[rspec-users] testing behaviour or testing code?

Wincent Colaiuta win at wincent.com
Fri Sep 7 10:24:26 EDT 2007

El 7/9/2007, a las 5:36, Jay Levitt escribió:

>> There's a very useful guideline in TDD that says "test YOUR code, not
>> everyone elses." The validation library we're testing here is
>> ActiveRecord's. It's already tested (we hope!).
> Right... and I'm not testing that ActiveRecord's validation works.   
> I'm
> testing that my model works as I expect it to work.
> For instance, in your example, you just verify that you call
> validates_presence_of with fieldname :digits.  You're not verifying  
> that
> that's the right thing to do, or that it behaves the way you expect  
> it to.
> Also, I think this conflicts with "test behavior, not implementation".
> All I care about is the behavior of the model; I don't care if it  
> calls
> validates_presence_of, or if it calls acts_as_phone_number.

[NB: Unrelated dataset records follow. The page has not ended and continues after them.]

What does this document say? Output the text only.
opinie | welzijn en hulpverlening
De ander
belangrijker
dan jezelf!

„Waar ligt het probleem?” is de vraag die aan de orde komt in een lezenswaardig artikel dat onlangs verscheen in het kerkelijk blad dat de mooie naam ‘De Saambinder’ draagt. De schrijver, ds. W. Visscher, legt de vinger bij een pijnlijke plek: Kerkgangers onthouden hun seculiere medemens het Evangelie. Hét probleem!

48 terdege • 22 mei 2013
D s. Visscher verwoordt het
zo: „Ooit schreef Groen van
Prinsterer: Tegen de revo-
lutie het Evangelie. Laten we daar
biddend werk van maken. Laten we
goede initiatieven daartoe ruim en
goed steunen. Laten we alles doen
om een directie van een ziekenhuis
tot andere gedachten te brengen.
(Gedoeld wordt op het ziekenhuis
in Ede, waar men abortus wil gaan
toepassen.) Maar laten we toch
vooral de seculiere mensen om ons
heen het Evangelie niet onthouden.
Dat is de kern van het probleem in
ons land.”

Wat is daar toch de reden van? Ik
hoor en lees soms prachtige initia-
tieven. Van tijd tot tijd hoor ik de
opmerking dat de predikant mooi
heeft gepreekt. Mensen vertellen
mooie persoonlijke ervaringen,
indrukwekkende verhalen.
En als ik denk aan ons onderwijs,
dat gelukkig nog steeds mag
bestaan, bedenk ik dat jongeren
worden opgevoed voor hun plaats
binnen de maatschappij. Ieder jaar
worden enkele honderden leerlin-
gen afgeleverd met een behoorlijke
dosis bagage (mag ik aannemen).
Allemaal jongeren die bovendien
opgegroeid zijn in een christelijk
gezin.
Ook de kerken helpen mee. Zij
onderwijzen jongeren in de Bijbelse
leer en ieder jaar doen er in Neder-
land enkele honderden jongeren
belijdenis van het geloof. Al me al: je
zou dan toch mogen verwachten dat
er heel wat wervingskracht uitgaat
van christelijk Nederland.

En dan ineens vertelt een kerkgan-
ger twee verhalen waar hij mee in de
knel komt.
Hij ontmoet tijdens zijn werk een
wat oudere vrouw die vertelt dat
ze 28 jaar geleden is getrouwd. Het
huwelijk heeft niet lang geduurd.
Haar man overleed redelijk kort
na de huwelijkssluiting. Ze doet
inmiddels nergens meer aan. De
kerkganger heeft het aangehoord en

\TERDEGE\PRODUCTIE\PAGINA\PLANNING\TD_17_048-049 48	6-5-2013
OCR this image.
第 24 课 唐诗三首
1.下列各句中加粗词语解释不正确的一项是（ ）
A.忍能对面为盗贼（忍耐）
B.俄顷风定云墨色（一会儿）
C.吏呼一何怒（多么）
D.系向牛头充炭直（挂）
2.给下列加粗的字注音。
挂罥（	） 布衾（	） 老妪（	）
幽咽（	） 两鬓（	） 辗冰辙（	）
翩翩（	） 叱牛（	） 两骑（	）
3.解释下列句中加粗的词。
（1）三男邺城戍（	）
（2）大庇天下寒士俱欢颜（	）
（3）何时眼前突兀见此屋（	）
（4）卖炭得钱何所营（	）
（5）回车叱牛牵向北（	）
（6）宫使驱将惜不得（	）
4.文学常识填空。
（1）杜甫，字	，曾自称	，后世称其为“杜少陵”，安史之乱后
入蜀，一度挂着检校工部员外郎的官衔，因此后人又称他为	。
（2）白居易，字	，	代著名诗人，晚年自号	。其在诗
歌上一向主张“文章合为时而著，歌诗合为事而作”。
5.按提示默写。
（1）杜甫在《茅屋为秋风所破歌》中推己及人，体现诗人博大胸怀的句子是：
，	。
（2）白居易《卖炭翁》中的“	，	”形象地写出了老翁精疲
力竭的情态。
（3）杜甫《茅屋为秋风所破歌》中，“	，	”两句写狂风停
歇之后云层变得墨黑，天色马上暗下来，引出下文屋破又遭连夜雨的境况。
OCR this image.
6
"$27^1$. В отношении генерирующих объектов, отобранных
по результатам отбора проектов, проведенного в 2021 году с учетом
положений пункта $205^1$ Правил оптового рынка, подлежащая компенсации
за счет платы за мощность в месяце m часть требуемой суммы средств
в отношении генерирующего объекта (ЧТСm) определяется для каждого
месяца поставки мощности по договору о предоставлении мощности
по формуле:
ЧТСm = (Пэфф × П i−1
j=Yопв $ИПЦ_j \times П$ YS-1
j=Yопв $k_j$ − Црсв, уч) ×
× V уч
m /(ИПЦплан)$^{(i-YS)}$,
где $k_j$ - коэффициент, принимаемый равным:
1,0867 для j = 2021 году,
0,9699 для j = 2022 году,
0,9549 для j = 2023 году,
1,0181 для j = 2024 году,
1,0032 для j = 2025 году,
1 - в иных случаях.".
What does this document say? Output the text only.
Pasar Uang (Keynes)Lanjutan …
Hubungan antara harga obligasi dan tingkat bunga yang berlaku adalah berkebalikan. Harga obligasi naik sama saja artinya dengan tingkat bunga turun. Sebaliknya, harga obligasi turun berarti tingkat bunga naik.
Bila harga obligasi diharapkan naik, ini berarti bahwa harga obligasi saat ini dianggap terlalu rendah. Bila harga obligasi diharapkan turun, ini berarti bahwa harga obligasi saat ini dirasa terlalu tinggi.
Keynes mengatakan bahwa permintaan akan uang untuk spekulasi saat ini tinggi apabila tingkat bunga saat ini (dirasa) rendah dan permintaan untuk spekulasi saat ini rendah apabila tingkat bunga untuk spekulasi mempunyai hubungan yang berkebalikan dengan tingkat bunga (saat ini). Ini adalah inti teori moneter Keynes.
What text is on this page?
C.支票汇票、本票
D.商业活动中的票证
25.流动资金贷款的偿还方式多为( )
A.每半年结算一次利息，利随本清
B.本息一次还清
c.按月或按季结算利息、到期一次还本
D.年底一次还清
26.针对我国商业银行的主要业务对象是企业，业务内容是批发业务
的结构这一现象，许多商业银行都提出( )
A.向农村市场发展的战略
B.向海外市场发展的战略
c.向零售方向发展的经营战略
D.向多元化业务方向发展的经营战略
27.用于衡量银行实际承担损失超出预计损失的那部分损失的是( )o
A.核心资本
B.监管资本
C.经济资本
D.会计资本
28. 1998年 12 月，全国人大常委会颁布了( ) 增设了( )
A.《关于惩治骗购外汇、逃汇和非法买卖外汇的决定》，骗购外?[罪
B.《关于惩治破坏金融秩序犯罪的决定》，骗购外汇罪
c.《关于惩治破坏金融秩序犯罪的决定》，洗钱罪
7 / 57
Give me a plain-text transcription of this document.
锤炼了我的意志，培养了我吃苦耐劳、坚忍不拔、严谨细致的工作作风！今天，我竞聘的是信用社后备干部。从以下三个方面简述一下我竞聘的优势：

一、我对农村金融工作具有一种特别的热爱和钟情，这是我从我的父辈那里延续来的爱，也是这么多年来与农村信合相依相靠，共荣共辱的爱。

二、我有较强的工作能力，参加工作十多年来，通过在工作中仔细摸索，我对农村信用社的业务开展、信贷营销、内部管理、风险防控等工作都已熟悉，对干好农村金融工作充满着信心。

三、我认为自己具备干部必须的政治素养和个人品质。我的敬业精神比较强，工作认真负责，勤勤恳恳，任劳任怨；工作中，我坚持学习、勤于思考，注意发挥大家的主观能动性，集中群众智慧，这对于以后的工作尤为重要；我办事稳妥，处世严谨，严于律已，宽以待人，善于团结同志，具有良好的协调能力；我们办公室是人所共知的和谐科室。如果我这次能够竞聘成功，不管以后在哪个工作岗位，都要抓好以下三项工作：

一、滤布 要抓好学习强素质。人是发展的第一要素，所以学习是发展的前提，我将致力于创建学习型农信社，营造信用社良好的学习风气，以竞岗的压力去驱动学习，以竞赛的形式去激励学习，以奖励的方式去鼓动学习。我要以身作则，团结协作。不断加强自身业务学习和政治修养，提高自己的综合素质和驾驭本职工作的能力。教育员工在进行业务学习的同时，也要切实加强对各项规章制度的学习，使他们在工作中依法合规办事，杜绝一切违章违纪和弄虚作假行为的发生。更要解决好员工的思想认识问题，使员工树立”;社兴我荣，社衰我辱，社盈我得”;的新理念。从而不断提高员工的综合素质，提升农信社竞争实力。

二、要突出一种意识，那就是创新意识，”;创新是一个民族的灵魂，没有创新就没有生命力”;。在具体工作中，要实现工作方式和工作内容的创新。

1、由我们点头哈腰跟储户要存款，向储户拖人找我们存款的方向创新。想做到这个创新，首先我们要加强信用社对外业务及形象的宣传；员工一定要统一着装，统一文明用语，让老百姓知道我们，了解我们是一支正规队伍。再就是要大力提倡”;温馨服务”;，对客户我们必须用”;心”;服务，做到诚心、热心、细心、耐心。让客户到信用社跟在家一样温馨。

Very true that you shouldn't be testing ActiveRecord's validation  
(Rails' own unit tests are there for that).

But if you want to do truly *driven* BDD then you will have to test  
something; in other words, *before* you go ahead and add this line to  
your model:

   validates_presence_of :foo

You need to write a failing spec for it first. Otherwise, why would  
you write it? Doing BDD in its purest form you shouldn't be writing  
*any* line of code without your specs driving it. This means the  
familiar "write failing spec, write code, confirm working spec" cycle.

So the question is, what is the best kind of spec to write to *drive*  
the writing of your "validates_presence_of" lines? For some  
validations it's quite easy. For others it is less straightforward.  
There are probably multiple valid (or valid-ish) answers, but it's  
sometimes difficult to know which one is best.